Tout le problème maintenant est de savoir dans quelle mesure ces définitions s’appliquent aux objets mathématiques. Beaucoup de ceux-ci s’inscrivent bien dans les cadres de l’intuition tels qu’ils sont énoncés par Kant (je peux me figurer un triangle et le tracer), mais certains leur échappent. Ce sont des objets transcendants dans la mesure où ils sont infinis. Le génie mathématique a su domestiquer l’infini en le représentant par un symbole commode (∞) ; mais une chose est de poser cet objet et une autre de l’explorer. Certes il arrive que certaines fulgurances de l’esprit soient d’authentiques épiphanies d’où jaillissent théorèmes et formules, avec une mise en présence de l’immédiat sans passer par les intermédiaires (c’était le cas pour Ramanujan), mais saisir l’infini dans sa globalité comme une totalité analytique est chose impossible.
Le grand mérite de Kant est de nous avoir invités à bien distinguer bornes et limites. La science progresse et repoussera sans cesse les bornes de la connaissance (on connaîtra toujours plus de nombres premiers et de décimales du nombre π), mais il y a des domaines où l’homme restera à jamais limité car ils sont au-delà de son expérience sensible. Aucun savant n’apportera jamais la preuve de l’existence de Dieu. Dieu peut être objet de pensée, de croyance mais pas de connaissance. Pour autant, je peux m’en faire une idée utile pour la morale, exactement comme les mathématiciens peuvent se faire une idée utile de l’infini à travers des conjectures. Tout le mystère de Petros Papachristos est là : son esprit arrive aux confins des bornes et des limites. La philosophie kantienne trace une ligne de démarcation entre les deux et nous invite à la respecter ; mais cette sagesse s’accommode-t-elle de la nature de l’homme, de son hybris (à l’instar de Petros où se mêlent passion de connaître et désir de gloire), mais aussi hélas de son obscurantisme qui veut nous faire prendre une croyance pour une connaissance, ou plus insidieusement de ses idéologies qui, en cherchant à se faite labelliser par la science, prétendent à ce qu’on les prenne pour des vérités ?
Louis Dizier
P.S Il faut distinguer conjecture de Goldbach faible ( tout nombre impair supérieur ou égal à 5 peut s’écrire comme la somme de trois nombres premiers) et conjecture de Golbach forte (tout nombre pair s’écrit comme somme de deux nombres premiers) qui implique la conjecture faible.

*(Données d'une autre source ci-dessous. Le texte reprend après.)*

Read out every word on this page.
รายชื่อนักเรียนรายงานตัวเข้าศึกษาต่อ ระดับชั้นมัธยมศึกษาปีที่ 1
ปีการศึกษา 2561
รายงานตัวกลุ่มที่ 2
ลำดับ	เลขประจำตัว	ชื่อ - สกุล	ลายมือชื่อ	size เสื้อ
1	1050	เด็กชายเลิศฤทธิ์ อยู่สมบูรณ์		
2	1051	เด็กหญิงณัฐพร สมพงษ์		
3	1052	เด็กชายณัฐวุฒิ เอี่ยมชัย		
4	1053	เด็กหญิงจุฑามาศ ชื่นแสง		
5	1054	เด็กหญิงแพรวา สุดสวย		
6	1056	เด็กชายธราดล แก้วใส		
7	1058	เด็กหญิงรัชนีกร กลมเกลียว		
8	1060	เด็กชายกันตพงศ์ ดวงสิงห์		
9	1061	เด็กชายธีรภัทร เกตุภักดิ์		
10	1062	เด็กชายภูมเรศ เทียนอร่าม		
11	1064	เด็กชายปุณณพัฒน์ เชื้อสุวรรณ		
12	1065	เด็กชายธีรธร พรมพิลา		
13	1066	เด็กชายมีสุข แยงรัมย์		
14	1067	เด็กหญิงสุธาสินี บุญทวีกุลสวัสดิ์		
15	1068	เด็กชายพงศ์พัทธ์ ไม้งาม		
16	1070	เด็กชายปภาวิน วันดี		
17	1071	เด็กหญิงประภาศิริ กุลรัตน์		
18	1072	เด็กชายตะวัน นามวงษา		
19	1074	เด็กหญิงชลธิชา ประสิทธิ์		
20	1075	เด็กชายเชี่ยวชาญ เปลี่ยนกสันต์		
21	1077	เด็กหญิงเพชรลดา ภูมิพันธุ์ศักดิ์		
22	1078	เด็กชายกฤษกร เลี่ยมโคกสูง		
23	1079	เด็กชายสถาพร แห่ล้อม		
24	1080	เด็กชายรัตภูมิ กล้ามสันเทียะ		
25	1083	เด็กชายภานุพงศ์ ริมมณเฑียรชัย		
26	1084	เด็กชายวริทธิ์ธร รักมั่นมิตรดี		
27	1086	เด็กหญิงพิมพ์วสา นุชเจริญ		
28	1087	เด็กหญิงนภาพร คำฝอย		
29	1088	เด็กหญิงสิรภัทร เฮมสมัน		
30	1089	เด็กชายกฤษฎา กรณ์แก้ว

En revanche, la conjecture faible n’implique pas la conjecture forte. La preuve de la conjecture faible a été achevée en 2013 par le mathématicien péruvien Harald Helfgott (à l’époque à l’ENS Ulm). Son article n’a pas encore été accepté pour publication dans une revue, mais beaucoup de mathématiciens pensent que sa preuve est correcte.